After the event, when the men are alone and have each returned to their natural lives, they struggle to make sense of their actions. 

In 2003 I joined a group called Chilout (Children Out of Detention) and I began visiting with the refugees at Maribyrnong detention centre in Melbourne. So many of the stories I heard in there will stay with me forever, but I will share them here another time. 
Many of the detainees would often ask me why Australians were so hateful toward refugees, when they had only ever heard good things about Australian people. 
I told them that most Australians were good people but that they had been fed a bunch of lies and brainwashed by the government. 
I told them that most Australians had never sat down with a refugee and listened to his or her stories, or stopped for a moment to understand that they were someone's brother, sister, son, daughter, mother, father or friend. 
I told them that most media coverage never showed the close up faces of the refugees but rather used long shot images of people on boats. 
I told them that while I was proud to be Australian, I was ashamed by my governments actions and sorry that so many Australians had failed to educate themselves about the difference between lies and truth. 
For this insight, they were humbled and grateful. 

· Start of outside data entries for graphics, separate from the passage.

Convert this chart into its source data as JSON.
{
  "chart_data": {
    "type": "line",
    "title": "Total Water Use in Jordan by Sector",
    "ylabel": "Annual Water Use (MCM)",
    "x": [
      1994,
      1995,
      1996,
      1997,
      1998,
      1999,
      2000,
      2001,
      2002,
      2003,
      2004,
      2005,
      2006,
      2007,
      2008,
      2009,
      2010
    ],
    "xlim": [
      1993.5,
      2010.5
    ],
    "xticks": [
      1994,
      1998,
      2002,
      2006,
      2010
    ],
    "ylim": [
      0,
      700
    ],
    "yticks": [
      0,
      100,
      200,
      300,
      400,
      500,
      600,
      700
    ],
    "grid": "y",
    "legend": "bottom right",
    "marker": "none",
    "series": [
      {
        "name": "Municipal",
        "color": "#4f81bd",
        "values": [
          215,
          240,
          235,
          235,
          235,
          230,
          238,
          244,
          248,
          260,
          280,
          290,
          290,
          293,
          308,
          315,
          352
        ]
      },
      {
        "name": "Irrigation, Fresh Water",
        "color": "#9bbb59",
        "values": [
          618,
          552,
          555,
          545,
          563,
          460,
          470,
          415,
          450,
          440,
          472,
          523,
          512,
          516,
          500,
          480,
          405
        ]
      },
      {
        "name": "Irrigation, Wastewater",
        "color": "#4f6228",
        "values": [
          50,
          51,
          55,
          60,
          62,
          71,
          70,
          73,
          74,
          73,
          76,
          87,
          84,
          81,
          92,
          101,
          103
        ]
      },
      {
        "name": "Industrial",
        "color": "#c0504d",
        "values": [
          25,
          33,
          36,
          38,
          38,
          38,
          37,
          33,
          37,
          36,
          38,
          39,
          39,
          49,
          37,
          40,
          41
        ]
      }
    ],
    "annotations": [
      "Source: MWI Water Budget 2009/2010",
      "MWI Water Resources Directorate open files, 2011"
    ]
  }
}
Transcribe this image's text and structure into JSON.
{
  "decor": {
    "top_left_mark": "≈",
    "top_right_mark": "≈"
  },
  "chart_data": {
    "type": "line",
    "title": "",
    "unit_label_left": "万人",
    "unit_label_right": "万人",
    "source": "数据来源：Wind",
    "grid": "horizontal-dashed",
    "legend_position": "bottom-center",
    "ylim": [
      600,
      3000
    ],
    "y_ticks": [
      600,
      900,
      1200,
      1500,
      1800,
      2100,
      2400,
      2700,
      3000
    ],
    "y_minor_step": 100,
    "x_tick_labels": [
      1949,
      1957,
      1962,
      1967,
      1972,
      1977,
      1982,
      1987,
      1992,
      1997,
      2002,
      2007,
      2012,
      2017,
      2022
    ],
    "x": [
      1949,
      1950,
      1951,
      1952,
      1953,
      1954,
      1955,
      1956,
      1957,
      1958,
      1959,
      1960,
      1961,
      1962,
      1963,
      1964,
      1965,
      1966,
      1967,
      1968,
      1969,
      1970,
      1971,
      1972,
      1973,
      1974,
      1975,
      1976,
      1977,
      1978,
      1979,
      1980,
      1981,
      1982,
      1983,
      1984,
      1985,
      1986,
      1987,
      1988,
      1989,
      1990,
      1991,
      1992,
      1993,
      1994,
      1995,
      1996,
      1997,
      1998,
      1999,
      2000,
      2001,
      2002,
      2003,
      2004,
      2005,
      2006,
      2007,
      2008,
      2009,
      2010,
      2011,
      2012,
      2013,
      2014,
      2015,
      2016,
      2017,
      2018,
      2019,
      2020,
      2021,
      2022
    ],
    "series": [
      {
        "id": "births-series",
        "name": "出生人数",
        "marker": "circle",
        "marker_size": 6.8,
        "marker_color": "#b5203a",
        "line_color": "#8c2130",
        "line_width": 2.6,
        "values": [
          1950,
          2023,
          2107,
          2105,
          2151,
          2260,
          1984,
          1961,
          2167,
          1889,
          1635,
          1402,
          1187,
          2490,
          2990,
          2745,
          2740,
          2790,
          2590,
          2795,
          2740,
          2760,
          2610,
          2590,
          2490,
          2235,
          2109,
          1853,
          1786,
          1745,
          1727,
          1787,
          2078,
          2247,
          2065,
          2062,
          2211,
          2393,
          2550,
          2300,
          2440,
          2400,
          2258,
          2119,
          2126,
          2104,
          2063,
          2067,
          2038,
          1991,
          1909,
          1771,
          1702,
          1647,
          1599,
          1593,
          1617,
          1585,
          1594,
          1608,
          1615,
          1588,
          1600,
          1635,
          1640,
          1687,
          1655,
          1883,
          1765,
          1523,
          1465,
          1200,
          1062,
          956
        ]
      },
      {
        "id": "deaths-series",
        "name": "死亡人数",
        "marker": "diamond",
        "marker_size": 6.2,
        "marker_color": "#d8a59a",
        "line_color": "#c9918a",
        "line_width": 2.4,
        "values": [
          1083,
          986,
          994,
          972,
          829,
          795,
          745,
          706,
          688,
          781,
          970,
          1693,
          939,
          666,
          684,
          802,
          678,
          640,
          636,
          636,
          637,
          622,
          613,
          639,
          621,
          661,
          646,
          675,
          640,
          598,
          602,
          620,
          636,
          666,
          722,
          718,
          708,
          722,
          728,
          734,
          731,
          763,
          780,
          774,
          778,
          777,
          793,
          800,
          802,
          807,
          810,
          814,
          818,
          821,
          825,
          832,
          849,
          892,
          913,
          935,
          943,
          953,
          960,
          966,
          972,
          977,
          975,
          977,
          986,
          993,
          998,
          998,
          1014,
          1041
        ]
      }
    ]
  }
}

So with the debate about Asylum Seekers back in the public domain, lets take this opportunity to alter the course of history. 
We cannot change the past but we can change the way our actions will effect the past and we can do that today.  
We do not all have to go out and visit detainees at Christmas Island; the Rudd Government has made that all but impossible, but we can do small things, simple things. 
We can educate ourselves by asking questions, by not assuming and taking things at face value, by not believing everything we read and everything we hear. 
We can do this by taking some initiative over our own minds, to really ask ourselves what it is we believe and to delve deeper to find out why we believe what we believe. 
knowledge is power and without it, we are nothing more than a pack of blinded sheep, with the potential to be led astray. 
Knowledge is the tool with which we change ourselves and in changing ourselves, we then have the potential to change the course of history. Now wouldn't that be lovely. 




3 comments:

Levin said...

Again outstanding...
People used to criticize the Russian mystic Gurdjieff, saying: "Your system contains no ethics. It speaks nothing of Love."
He replied: "Can automations love?"
His idea being work on yourself, and when you've ceased becoming an automation (or passive medium of mass ideas/norms/influences), then he would speak to them of love.

Anonymous said...

James Dean of all people said once " I can't change the ship I'm on but I do have the power to change the sails and it's direction"
again miss Misha beautiful and powerful words

Misha Sim said...

Thanks for the comments people, I love and appreciate your feedback on my posts.